10 Minute Rule Bills

Yesterday Dr Nick Palmer had an opportunity to introduce a bill into the House of Commons - in prime time. The bill [Small Print Bill] makes "requirements regarding the minimum size of print in certain documents, including those relating to advertising and contracts; and for connected purposes"

It won't become law - but that is rarely the point of "10 Minute Rule Bills". A Factsheet published by Parliament explains -

Bills introduced under Standing Order No. 23, otherwise known as the Ten Minute Rule, are not always serious attempts at legislation. The process is used much more as a means of making a point on the need to change the law on a particular subject. Motions under this rule may also provide the opportunity for a Member to test parliamentary opinion on a subject upon which he/she or other Members may seek to legislate in later sessions. The Ten Minute Rule allows a brief speech in favour of the bill by the Member introducing it. It also allows a speech by a Member opposing the Motion.

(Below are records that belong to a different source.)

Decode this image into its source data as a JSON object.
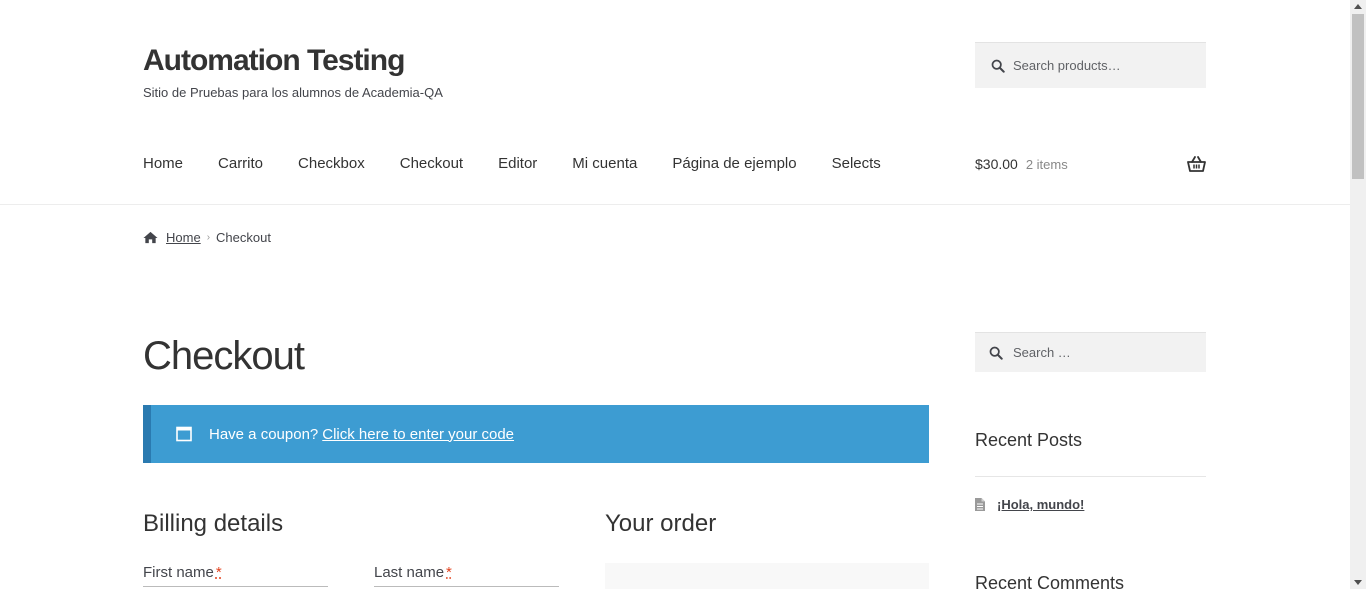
{
  "site": {
    "title": "Automation Testing",
    "description": "Sitio de Pruebas para los alumnos de Academia-QA"
  },
  "header_search": {
    "placeholder": "Search products…",
    "icon": "search-icon"
  },
  "nav": {
    "items": [
      {
        "label": "Home"
      },
      {
        "label": "Carrito"
      },
      {
        "label": "Checkbox"
      },
      {
        "label": "Checkout"
      },
      {
        "label": "Editor"
      },
      {
        "label": "Mi cuenta"
      },
      {
        "label": "Página de ejemplo"
      },
      {
        "label": "Selects"
      }
    ]
  },
  "cart": {
    "amount": "$30.00",
    "count": "2 items",
    "icon": "basket-icon"
  },
  "breadcrumb": {
    "home": "Home",
    "current": "Checkout",
    "separator": "›"
  },
  "page": {
    "title": "Checkout"
  },
  "coupon": {
    "text": "Have a coupon?",
    "link": "Click here to enter your code",
    "background": "#3d9cd2"
  },
  "billing": {
    "heading": "Billing details",
    "first_name_label": "First name",
    "last_name_label": "Last name",
    "required_mark": "*"
  },
  "order": {
    "heading": "Your order"
  },
  "sidebar": {
    "search_placeholder": "Search …",
    "recent_posts_title": "Recent Posts",
    "recent_posts": [
      {
        "title": "¡Hola, mundo!"
      }
    ],
    "recent_comments_title": "Recent Comments"
  }
}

This has to be made in the House after question time (at, or shortly after, 3.30 pm, although this is often delayed by statements etc.) on Tuesdays and 12.30 pm Wednesdays, when both Members' benches and the press gallery are likely to be well filled. There may also be television coverage of the speech in the early evening news. Standing Order No. 23 allows Members to ask the House permission to introduce a bill. If the House agrees, whether by division or not, the bill will get its first reading. If the House disagrees after a division, the bill cannot be introduced.

Sometimes Ten Minute Rule bills do become law if there is general consent, although there is rarely time for debate after their introduction. Standing Order No. 23 bills are marked "T" in the Weekly Information Bulletin. Not all Ten Minute Rule bills are printed. The Member will often be satisfied with the publicity achieved by his or her speech in the Chamber. If the bill is not printed it cannot make further progress.

Members may move a motion to bring in a Ten Minute Rule bill by giving notice in the Public Bill Office between five and fifteen sitting days beforehand. This usually means the Tuesday or Wednesday three weeks before. The slots are in practice divided up between the parties according their representation in the House. No notice may be given until the fifth Thursday of the session.